Voyez le en action dans cette vidéo du GEMM Lab, de l’Oregon State University. Pour ajouter les sous-titres en français, cliquez sur la roue dentée.

Le petit rorqual est aussi une espèce fascinante à observer en alimentation. Il se tient souvent dans les barres de courant, profitant du piégeage des poissons entre les masses d’eau froide et d’eau plus chaude. Il pourchasse ses proies et les coince à la surface. Il surgit alors hors de l’eau à mi-corps ou émerge sur le côté, ce qui permettra d’observer le ventre, les nageoires pectorales, une moitié de queue… Il adapte ses stratégies aux conditions du milieu (courants, bathymétrie [mesure de la profondeur des océans], type de proies), allant même jusqu’à adopter un secteur et à en devenir le spécialiste.

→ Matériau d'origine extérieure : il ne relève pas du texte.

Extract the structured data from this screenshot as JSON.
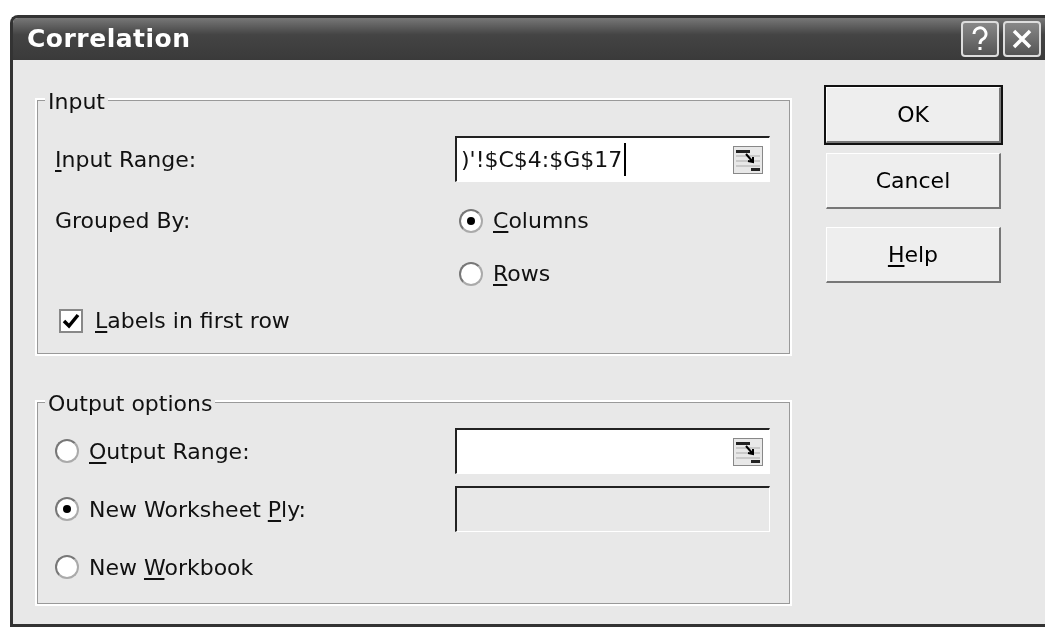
{
  "window": {
    "title": "Correlation"
  },
  "input": {
    "title": "Input",
    "range": {
      "label": {
        "key": "I",
        "after": "nput Range:"
      },
      "value": ")'!$C$4:$G$17"
    },
    "grouped_by": {
      "label": "Grouped By:",
      "options": [
        {
          "label": {
            "key": "C",
            "after": "olumns"
          },
          "selected": true
        },
        {
          "label": {
            "key": "R",
            "after": "ows"
          },
          "selected": false
        }
      ]
    },
    "labels_in_first_row": {
      "label": {
        "key": "L",
        "after": "abels in first row"
      },
      "checked": true
    }
  },
  "output": {
    "title": "Output options",
    "options": [
      {
        "label": {
          "key": "O",
          "after": "utput Range:"
        },
        "selected": false,
        "field": {
          "kind": "range",
          "disabled": false
        }
      },
      {
        "label": {
          "before": "New Worksheet ",
          "key": "P",
          "after": "ly:"
        },
        "selected": true,
        "field": {
          "kind": "plain",
          "disabled": true
        }
      },
      {
        "label": {
          "before": "New ",
          "key": "W",
          "after": "orkbook"
        },
        "selected": false
      }
    ]
  },
  "buttons": [
    {
      "label": {
        "after": "OK"
      },
      "default": true
    },
    {
      "label": {
        "after": "Cancel"
      },
      "default": false
    },
    {
      "label": {
        "key": "H",
        "after": "elp"
      },
      "default": false
    }
  ]
}
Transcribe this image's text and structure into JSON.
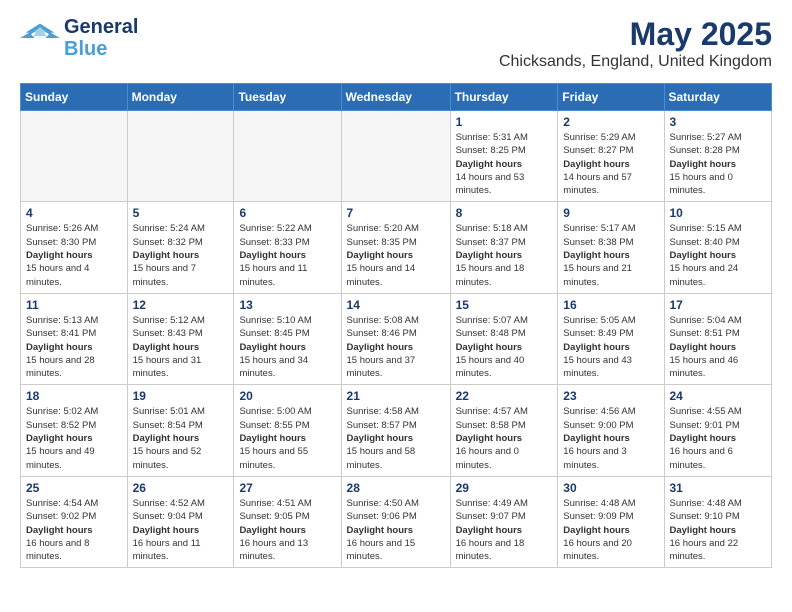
{
  "header": {
    "logo_line1": "General",
    "logo_line2": "Blue",
    "title": "May 2025",
    "subtitle": "Chicksands, England, United Kingdom"
  },
  "weekdays": [
    "Sunday",
    "Monday",
    "Tuesday",
    "Wednesday",
    "Thursday",
    "Friday",
    "Saturday"
  ],
  "weeks": [
    [
      {
        "day": "",
        "empty": true
      },
      {
        "day": "",
        "empty": true
      },
      {
        "day": "",
        "empty": true
      },
      {
        "day": "",
        "empty": true
      },
      {
        "day": "1",
        "sunrise": "5:31 AM",
        "sunset": "8:25 PM",
        "daylight": "14 hours and 53 minutes."
      },
      {
        "day": "2",
        "sunrise": "5:29 AM",
        "sunset": "8:27 PM",
        "daylight": "14 hours and 57 minutes."
      },
      {
        "day": "3",
        "sunrise": "5:27 AM",
        "sunset": "8:28 PM",
        "daylight": "15 hours and 0 minutes."
      }
    ],
    [
      {
        "day": "4",
        "sunrise": "5:26 AM",
        "sunset": "8:30 PM",
        "daylight": "15 hours and 4 minutes."
      },
      {
        "day": "5",
        "sunrise": "5:24 AM",
        "sunset": "8:32 PM",
        "daylight": "15 hours and 7 minutes."
      },
      {
        "day": "6",
        "sunrise": "5:22 AM",
        "sunset": "8:33 PM",
        "daylight": "15 hours and 11 minutes."
      },
      {
        "day": "7",
        "sunrise": "5:20 AM",
        "sunset": "8:35 PM",
        "daylight": "15 hours and 14 minutes."
      },
      {
        "day": "8",
        "sunrise": "5:18 AM",
        "sunset": "8:37 PM",
        "daylight": "15 hours and 18 minutes."
      },
      {
        "day": "9",
        "sunrise": "5:17 AM",
        "sunset": "8:38 PM",
        "daylight": "15 hours and 21 minutes."
      },
      {
        "day": "10",
        "sunrise": "5:15 AM",
        "sunset": "8:40 PM",
        "daylight": "15 hours and 24 minutes."
      }
    ],
    [
      {
        "day": "11",
        "sunrise": "5:13 AM",
        "sunset": "8:41 PM",
        "daylight": "15 hours and 28 minutes."
      },
      {
        "day": "12",
        "sunrise": "5:12 AM",
        "sunset": "8:43 PM",
        "daylight": "15 hours and 31 minutes."
      },
      {
        "day": "13",
        "sunrise": "5:10 AM",
        "sunset": "8:45 PM",
        "daylight": "15 hours and 34 minutes."
      },
      {
        "day": "14",
        "sunrise": "5:08 AM",
        "sunset": "8:46 PM",
        "daylight": "15 hours and 37 minutes."
      },
      {
        "day": "15",
        "sunrise": "5:07 AM",
        "sunset": "8:48 PM",
        "daylight": "15 hours and 40 minutes."
      },
      {
        "day": "16",
        "sunrise": "5:05 AM",
        "sunset": "8:49 PM",
        "daylight": "15 hours and 43 minutes."
      },
      {
        "day": "17",
        "sunrise": "5:04 AM",
        "sunset": "8:51 PM",
        "daylight": "15 hours and 46 minutes."
      }
    ],
    [
      {
        "day": "18",
        "sunrise": "5:02 AM",
        "sunset": "8:52 PM",
        "daylight": "15 hours and 49 minutes."
      },
      {
        "day": "19",
        "sunrise": "5:01 AM",
        "sunset": "8:54 PM",
        "daylight": "15 hours and 52 minutes."
      },
      {
        "day": "20",
        "sunrise": "5:00 AM",
        "sunset": "8:55 PM",
        "daylight": "15 hours and 55 minutes."
      },
      {
        "day": "21",
        "sunrise": "4:58 AM",
        "sunset": "8:57 PM",
        "daylight": "15 hours and 58 minutes."
      },
      {
        "day": "22",
        "sunrise": "4:57 AM",
        "sunset": "8:58 PM",
        "daylight": "16 hours and 0 minutes."
      },
      {
        "day": "23",
        "sunrise": "4:56 AM",
        "sunset": "9:00 PM",
        "daylight": "16 hours and 3 minutes."
      },
      {
        "day": "24",
        "sunrise": "4:55 AM",
        "sunset": "9:01 PM",
        "daylight": "16 hours and 6 minutes."
      }
    ],
    [
      {
        "day": "25",
        "sunrise": "4:54 AM",
        "sunset": "9:02 PM",
        "daylight": "16 hours and 8 minutes."
      },
      {
        "day": "26",
        "sunrise": "4:52 AM",
        "sunset": "9:04 PM",
        "daylight": "16 hours and 11 minutes."
      },
      {
        "day": "27",
        "sunrise": "4:51 AM",
        "sunset": "9:05 PM",
        "daylight": "16 hours and 13 minutes."
      },
      {
        "day": "28",
        "sunrise": "4:50 AM",
        "sunset": "9:06 PM",
        "daylight": "16 hours and 15 minutes."
      },
      {
        "day": "29",
        "sunrise": "4:49 AM",
        "sunset": "9:07 PM",
        "daylight": "16 hours and 18 minutes."
      },
      {
        "day": "30",
        "sunrise": "4:48 AM",
        "sunset": "9:09 PM",
        "daylight": "16 hours and 20 minutes."
      },
      {
        "day": "31",
        "sunrise": "4:48 AM",
        "sunset": "9:10 PM",
        "daylight": "16 hours and 22 minutes."
      }
    ]
  ]
}
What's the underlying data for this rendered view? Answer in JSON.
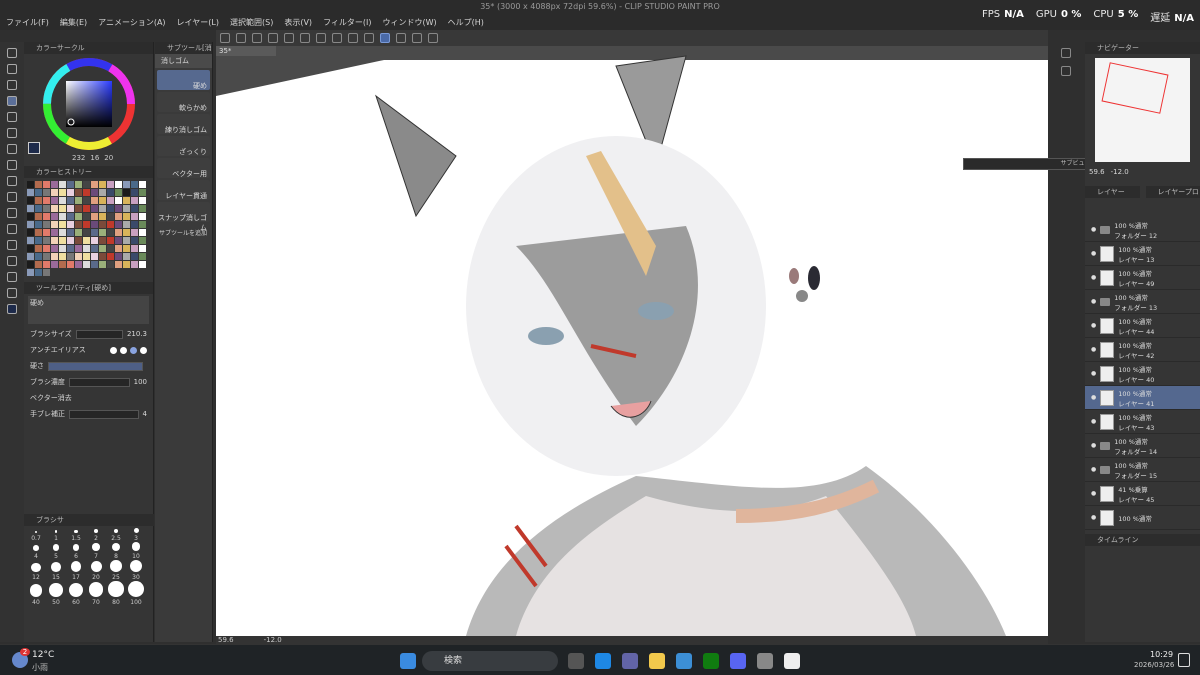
{
  "window": {
    "title": "35* (3000 x 4088px 72dpi 59.6%) - CLIP STUDIO PAINT PRO"
  },
  "menu": [
    "ファイル(F)",
    "編集(E)",
    "アニメーション(A)",
    "レイヤー(L)",
    "選択範囲(S)",
    "表示(V)",
    "フィルター(I)",
    "ウィンドウ(W)",
    "ヘルプ(H)"
  ],
  "stats": {
    "fps_label": "FPS",
    "fps": "N/A",
    "gpu_label": "GPU",
    "gpu": "0 %",
    "cpu_label": "CPU",
    "cpu": "5 %",
    "delay_label": "遅延",
    "delay": "N/A"
  },
  "panels": {
    "color_wheel": "カラーサークル",
    "color_history": "カラーヒストリー",
    "tool_property": "ツールプロパティ[硬め]",
    "subtool_header": "サブツール[消",
    "brush_size_panel": "ブラシサ",
    "navigator": "ナビゲーター",
    "layer_tab": "レイヤー",
    "layer_property": "レイヤープロ",
    "sub_view": "サブビュー",
    "timeline": "タイムライン"
  },
  "color_values": {
    "h": "232",
    "s": "16",
    "v": "20"
  },
  "subtool": {
    "group": "消しゴム",
    "items": [
      "硬め",
      "軟らかめ",
      "練り消しゴム",
      "ざっくり",
      "ベクター用",
      "レイヤー貫通",
      "スナップ消しゴム"
    ],
    "add_label": "サブツールを追加"
  },
  "tool_property": {
    "preset": "硬め",
    "brush_size_label": "ブラシサイズ",
    "brush_size": "210.3",
    "antialias_label": "アンチエイリアス",
    "hardness_label": "硬さ",
    "density_label": "ブラシ濃度",
    "density": "100",
    "vector_erase_label": "ベクター消去",
    "stabilizer_label": "手ブレ補正",
    "stabilizer": "4"
  },
  "brush_sizes": [
    "0.7",
    "1",
    "1.5",
    "2",
    "2.5",
    "3",
    "4",
    "5",
    "6",
    "7",
    "8",
    "10",
    "12",
    "15",
    "17",
    "20",
    "25",
    "30",
    "40",
    "50",
    "60",
    "70",
    "80",
    "100"
  ],
  "canvas": {
    "tab": "35*",
    "zoom": "59.6",
    "rotation": "-12.0"
  },
  "navigator": {
    "zoom": "59.6",
    "rotation": "-12.0"
  },
  "layers": [
    {
      "pct": "100 %通常",
      "name": "フォルダー 12",
      "type": "folder"
    },
    {
      "pct": "100 %通常",
      "name": "レイヤー 13",
      "type": "layer"
    },
    {
      "pct": "100 %通常",
      "name": "レイヤー 49",
      "type": "layer"
    },
    {
      "pct": "100 %通常",
      "name": "フォルダー 13",
      "type": "folder"
    },
    {
      "pct": "100 %通常",
      "name": "レイヤー 44",
      "type": "layer"
    },
    {
      "pct": "100 %通常",
      "name": "レイヤー 42",
      "type": "layer"
    },
    {
      "pct": "100 %通常",
      "name": "レイヤー 40",
      "type": "layer"
    },
    {
      "pct": "100 %通常",
      "name": "レイヤー 41",
      "type": "layer",
      "selected": true
    },
    {
      "pct": "100 %通常",
      "name": "レイヤー 43",
      "type": "layer"
    },
    {
      "pct": "100 %通常",
      "name": "フォルダー 14",
      "type": "folder"
    },
    {
      "pct": "100 %通常",
      "name": "フォルダー 15",
      "type": "folder"
    },
    {
      "pct": "41 %乗算",
      "name": "レイヤー 45",
      "type": "layer"
    },
    {
      "pct": "100 %通常",
      "name": "",
      "type": "layer"
    }
  ],
  "taskbar": {
    "weather_temp": "12°C",
    "weather_desc": "小雨",
    "search_placeholder": "検索",
    "time": "10:29",
    "date": "2026/03/26",
    "badge": "2"
  },
  "colors": {
    "accent": "#5b6f99",
    "app_bg": "#2f2f2f",
    "panel": "#353535",
    "taskbar": "#1f2326"
  }
}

Les rorquals communs se nourrissent souvent en groupes et de façon synchronisée. Par groupes pouvant compter une douzaine et même parfois plus d’une vingtaine d’individus, ces grands rorquals effilés et rapides font surface en formation serrée. On peut alors les voir décrire un demi-cercle, un peu comme un carrousel enchanté où, l’un après l’autre, ils plongent quelques instants et refont surface pour une nouvelle bouffée d’air. Le manège se termine après quelques minutes lorsque, l’un derrière l’autre, ils arquent le dos avant de plonger vers les profondeurs. Cette technique permet-elle aux rorquals communs de coopérer pour attraper les poissons plus efficacement? Ou ces animaux seraient-ils plutôt en compétition?

Voyez une vidéo d’alimentation de surface filmée par le Groupe de recherche et d’éducation sur les mammifères marins (GREMM), et une autre filmée par drone, cette fois au large de la Costa del Garraf, par l’Asociación EDMAKTUB.

Rassemblement

Les marsouins et dauphins nagent autour d’un banc de poissons pour les effrayer et les forcer à se regrouper. Les filets de bulles soufflés par le rorqual à bosse repoussent aussi les poissons, peu enclins à traverser cette barrière. Certains rorquals à bosse utiliseront même leurs nageoires pectorales pour amener les poissons à leur gueule. Les coups de queue des dauphins sur la surface de l’eau ou les coups de tête d’un petit rorqual peuvent aussi servir à effrayer les poissons. Parfois, ce sont les prédateurs qui se regroupent pour assurer le succès de la chasse: les épaulards, un peu comme une meute de loups, s’attaquent parfois aux rorquals, aux cachalots ou aux baleines grises.

Chasser les yeux fermés

Certaines baleines à dents, comme les cachalots, utiliseraient des sons de basses fréquences pour « étourdir » leurs proies avant de les capturer. Voilà pourquoi des cachalots aveugles ne seraient pas plus maigres que les autres! Le dauphin de Guyane, en plus d’utiliser l’écholocalisation pour trouver ses proies dans les eaux turbides des estuaires où il vit, utiliserait aussi l’électroréception passive: des récepteurs sur son rostre lui permettent de détecter les champs électriques de ses proies.

La baie Shark et ses moult techniques

Certains individus développent des techniques très spécialisées et les enseignent à d’autres. C’est le cas des grands dauphins de la baie Shark, en Australie, qui se divisent en clans familiaux dont certains ont développé des techniques de chasse exclusives. On en voit pratiquer «la chasse à la conque», soit introduire leur rostre dans la coquille de ce gastéropode et l’agiter dans les airs pour s’en nourrir ou pour trouver de petits poissons cachés. D’autres fouillent les fonds marins, le rostre protégé par une éponge, pour trouver des perches de sables. D’autres encore pratique «l’échouage volontaire»: ils repoussent leur proie jusque sur la plage, où elle ne pourra s’enfuir.